Ce droit de tirage, doté d’une enveloppe maximale de 25 millions d’euros, vise à soutenir les communes dans l’acquisition de biens exposés aux risques d’inondation et dans la réalisation des travaux de démolition qui en découlent. Il constitue un outil concret pour accompagner les territoires sinistrés, renforcer la sécurité des citoyens et permettre une reconstruction plus résiliente. La date limite de transmission des pièces justificatives est désormais prolongée jusqu’au 14 juillet 2028. Le remboursement éventuel des montants non utilisés interviendra, le cas échéant, en 2029.
Neuf communes concernées, une logique d’égalité
Le Gouvernement a également approuvé les neuf arrêtés modificatifs octroyant une subvention dans le cadre de ce droit de tirage. Les communes concernées sont :
• Chaudfontaine ;
• Esneux ;
• Liège ;
• Limbourg ;
• Pepinster ;
• Rochefort ;
• Theux ;
• Trooz ;
• Verviers.
Plusieurs communes ont déjà utilisé l’intégralité de leur enveloppe. D’autres, comme Esneux et Rochefort, font face à des situations plus complexes : procédures d’expropriation en cours, absence d’accord avec certains propriétaires, reports d’opérations vers un second droit de tirage ou encore délais liés aux acquisitions et démolitions.
La prolongation décidée permet donc d’adapter le calendrier aux réalités administratives et humaines rencontrées par les communes. Elle évite également que des moyens prévus pour des opérations utiles soient remboursés trop rapidement alors que les dossiers restent nécessaires pour la sécurité et l’aménagement futur des zones touchées.
Une utilisation plus efficace des moyens publics
Cette décision s’inscrit dans une logique de responsabilité et de bonne gestion.
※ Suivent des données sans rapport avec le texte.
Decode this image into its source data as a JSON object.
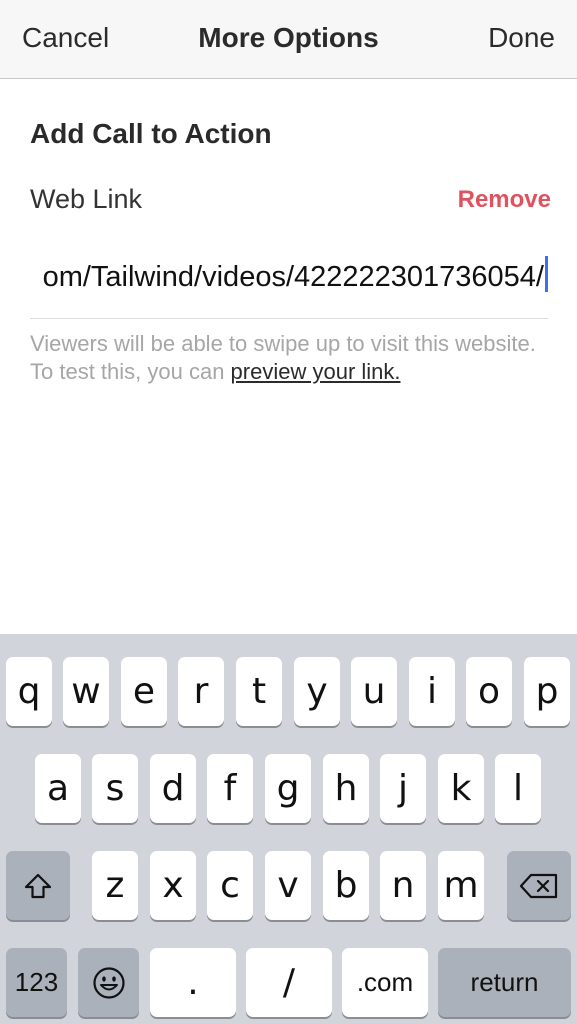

En alignant l’échéance du premier droit de tirage sur celle du second, la Wallonie permet aux communes d’optimiser l’utilisation des deux enveloppes disponibles. Objectif : éviter les doublons, limiter les pertes de moyens, soutenir les projets réellement utiles et garantir que chaque euro public soit utilisé de manière efficace.
« Cette prolongation est une décision de bon sens. Elle permet aux communes sinistrées de poursuivre leur travail sans précipitation inutile. Notre priorité est d’apporter des solutions utiles et concrètes aux citoyens touchés par les inondations », souligne François Desquesnes, Ministre du Territoire.
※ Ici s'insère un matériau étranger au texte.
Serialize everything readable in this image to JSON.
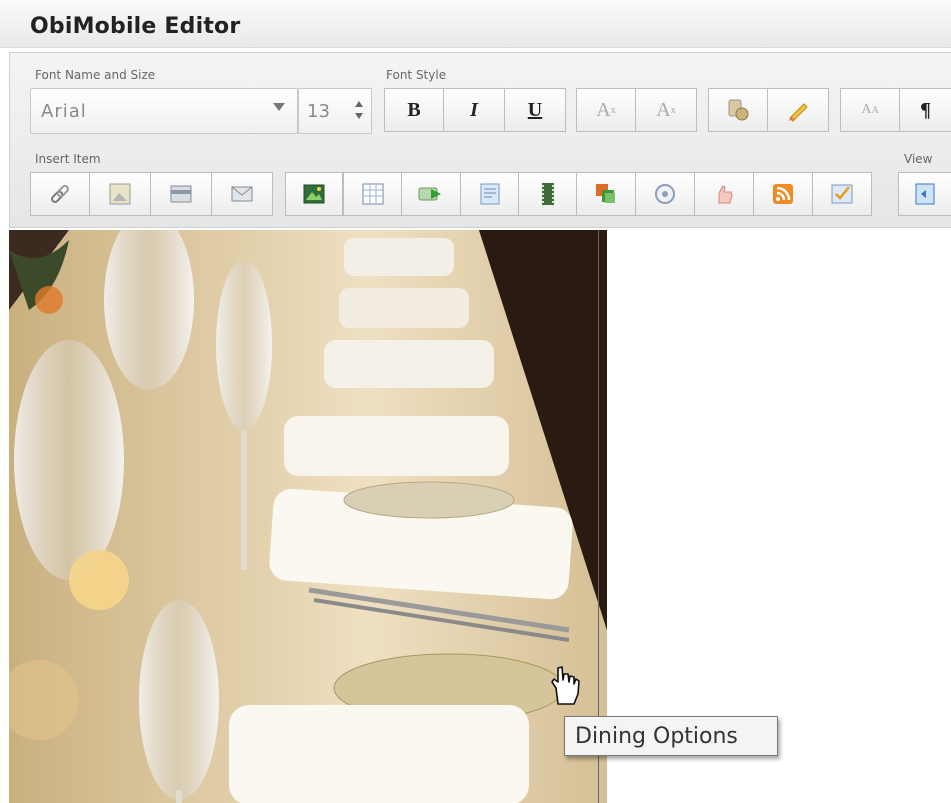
{
  "window": {
    "title": "ObiMobile Editor"
  },
  "toolbar": {
    "font_name_size_label": "Font Name and Size",
    "font_style_label": "Font Style",
    "insert_item_label": "Insert Item",
    "view_label": "View",
    "font_name_value": "Arial",
    "font_size_value": "13",
    "bold_label": "B",
    "italic_label": "I",
    "underline_label": "U",
    "subscript_label": "A",
    "superscript_label": "A",
    "font_size_adjust_label": "A",
    "paragraph_label": "¶"
  },
  "insert_icons": [
    "link-icon",
    "image-placeholder-icon",
    "banner-icon",
    "envelope-icon",
    "picture-icon",
    "table-icon",
    "arrow-button-icon",
    "form-icon",
    "video-icon",
    "gallery-icon",
    "clock-icon",
    "hand-icon",
    "rss-icon",
    "checklist-icon"
  ],
  "tooltip": {
    "text": "Dining Options"
  },
  "colors": {
    "accent_orange": "#f08a24",
    "toolbar_bg": "#ececec"
  }
}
Accompagner les communes dans la durée
Près de cinq ans après les inondations de juillet 2021, certains dossiers restent longs et sensibles. Les acquisitions de biens, les discussions avec les propriétaires, les expropriations éventuelles et les travaux de démolition demandent du temps. La décision du Gouvernement wallon permet de maintenir le soutien régional aux communes concernées, tout en assurant un suivi rigoureux des moyens engagés.
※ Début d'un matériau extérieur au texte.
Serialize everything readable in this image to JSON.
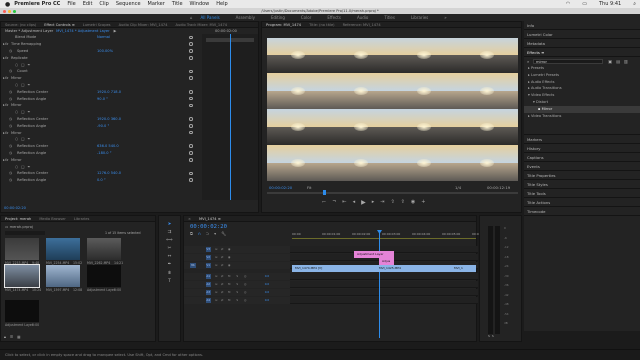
{
  "menubar": {
    "app": "Premiere Pro CC",
    "items": [
      "File",
      "Edit",
      "Clip",
      "Sequence",
      "Marker",
      "Title",
      "Window",
      "Help"
    ],
    "clock": "Thu 9:41"
  },
  "window_title": "/Users/justin/Documents/Adobe/Premiere Pro/11.0/merah.prproj *",
  "workspaces": {
    "active": "All Panels",
    "items": [
      "All Panels",
      "Assembly",
      "Editing",
      "Color",
      "Effects",
      "Audio",
      "Titles",
      "Libraries"
    ]
  },
  "effect_controls": {
    "tabs": [
      "Source: (no clips)",
      "Effect Controls",
      "Lumetri Scopes",
      "Audio Clip Mixer: MVI_1474",
      "Audio Track Mixer: MVI_1474"
    ],
    "active_tab": "Effect Controls",
    "header_menu_icon": "hamburger-menu-icon",
    "header": "Master * Adjustment Layer",
    "header_clip": "MVI_1474 * Adjustment Layer",
    "timecode_top": "00:00:02:00",
    "rows": [
      {
        "label": "Blend Mode",
        "value": "Normal",
        "indent": 12
      },
      {
        "label": "Time Remapping",
        "value": "",
        "indent": 8
      },
      {
        "label": "Speed",
        "value": "100.00%",
        "indent": 14
      },
      {
        "label": "Replicate",
        "value": "",
        "indent": 8
      },
      {
        "label": "",
        "value": "",
        "indent": 0
      },
      {
        "label": "Count",
        "value": "",
        "indent": 14
      },
      {
        "label": "Mirror",
        "value": "",
        "indent": 8
      },
      {
        "label": "",
        "value": "",
        "indent": 0
      },
      {
        "label": "Reflection Center",
        "value": "1920.0   718.0",
        "indent": 14
      },
      {
        "label": "Reflection Angle",
        "value": "90.0 °",
        "indent": 14
      },
      {
        "label": "Mirror",
        "value": "",
        "indent": 8
      },
      {
        "label": "",
        "value": "",
        "indent": 0
      },
      {
        "label": "Reflection Center",
        "value": "1920.0   360.0",
        "indent": 14
      },
      {
        "label": "Reflection Angle",
        "value": "-90.0 °",
        "indent": 14
      },
      {
        "label": "Mirror",
        "value": "",
        "indent": 8
      },
      {
        "label": "",
        "value": "",
        "indent": 0
      },
      {
        "label": "Reflection Center",
        "value": "636.0   540.0",
        "indent": 14
      },
      {
        "label": "Reflection Angle",
        "value": "-180.0 °",
        "indent": 14
      },
      {
        "label": "Mirror",
        "value": "",
        "indent": 8
      },
      {
        "label": "",
        "value": "",
        "indent": 0
      },
      {
        "label": "Reflection Center",
        "value": "1276.0   540.0",
        "indent": 14
      },
      {
        "label": "Reflection Angle",
        "value": "0.0 °",
        "indent": 14
      }
    ],
    "timecode_bottom": "00:00:02:20"
  },
  "program": {
    "tabs": [
      "Program: MVI_1474",
      "Title: (no title)",
      "Reference: MVI_1474"
    ],
    "active_tab": "Program: MVI_1474",
    "timecode": "00:00:02:20",
    "fit": "Fit",
    "fraction": "1/4",
    "duration": "00:00:12:19"
  },
  "right_panel": {
    "sections": [
      "Info",
      "Lumetri Color",
      "Metadata",
      "Effects"
    ],
    "search_value": "mirror",
    "tree": [
      {
        "label": "Presets",
        "level": 0
      },
      {
        "label": "Lumetri Presets",
        "level": 0
      },
      {
        "label": "Audio Effects",
        "level": 0
      },
      {
        "label": "Audio Transitions",
        "level": 0
      },
      {
        "label": "Video Effects",
        "level": 0
      },
      {
        "label": "Distort",
        "level": 1
      },
      {
        "label": "Mirror",
        "level": 2
      },
      {
        "label": "Video Transitions",
        "level": 0
      }
    ],
    "lower_sections": [
      "Markers",
      "History",
      "Captions",
      "Events",
      "Title Properties",
      "Title Styles",
      "Title Tools",
      "Title Actions",
      "Timecode"
    ]
  },
  "project": {
    "tabs": [
      "Project: merah",
      "Media Browser",
      "Libraries"
    ],
    "filename": "merah.prproj",
    "selection": "1 of 15 items selected",
    "clips": [
      {
        "name": "MVI_2253.MP4",
        "duration": "9:48"
      },
      {
        "name": "MVI_2254.MP4",
        "duration": "15:02"
      },
      {
        "name": "MVI_2262.MP4",
        "duration": "14:21"
      },
      {
        "name": "MVI_1474.MP4",
        "duration": "10:24"
      },
      {
        "name": "MVI_1597.MP4",
        "duration": "12:08"
      },
      {
        "name": "Adjustment Layer",
        "duration": "5:00"
      },
      {
        "name": "Adjustment Layer",
        "duration": "5:00"
      }
    ]
  },
  "timeline": {
    "tab": "MVI_1474",
    "timecode": "00:00:02:20",
    "ruler": [
      "00:00",
      "00:00:01:00",
      "00:00:02:00",
      "00:00:03:00",
      "00:00:04:00",
      "00:00:05:00",
      "00:00:06:00"
    ],
    "video_tracks": [
      "V3",
      "V2",
      "V1"
    ],
    "audio_tracks": [
      "A1",
      "A2",
      "A3",
      "A4"
    ],
    "clips": [
      {
        "track": "V2",
        "name": "Adjustment Layer",
        "color": "#e583d7"
      },
      {
        "track": "V2b",
        "name": "Adjus",
        "color": "#e583d7"
      },
      {
        "track": "V1",
        "name": "MVI_1474.MP4 [V]",
        "color": "#8ab4e6"
      },
      {
        "track": "V1",
        "name": "MVI_1425.MP4",
        "color": "#8ab4e6"
      },
      {
        "track": "V1",
        "name": "MVI_1",
        "color": "#8ab4e6"
      }
    ],
    "audio_level": "0.0"
  },
  "status": "Click to select, or click in empty space and drag to marquee select. Use Shift, Opt, and Cmd for other options.",
  "colors": {
    "accent": "#2d8ceb",
    "adjustment_clip": "#e583d7",
    "video_clip": "#8ab4e6",
    "playhead": "#2d8ceb"
  }
}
La Wallonie avance dans ses schémas stratégiques par bassin versant
Le Gouvernement wallon a pris connaissance de l’état des lieux de l’avancement des schémas stratégiques multidisciplinaires par bassin versant. Cette démarche s’inscrit dans le suivi de la recommandation 135 de la Commission d’enquête parlementaire sur les inondations de juillet 2021. Ces schémas visent à mieux organiser la reconstruction, la prévention et l’aménagement du territoire dans les zones exposées aux risques d’inondation. Ils permettent d’agir à l’échelle la plus pertinente : celle des bassins versants, là où l’eau circule réellement.
Deux bassins versants déjà engagés, un troisième programmé
La Wallonie avance de manière progressive, en donnant la priorité aux territoires les plus sensibles. Les choix sont posés sur base de critères clairs : le niveau de risque d’inondation, le degré d’urbanisation, la disponibilité des données hydrauliques et les moyens administratifs disponibles.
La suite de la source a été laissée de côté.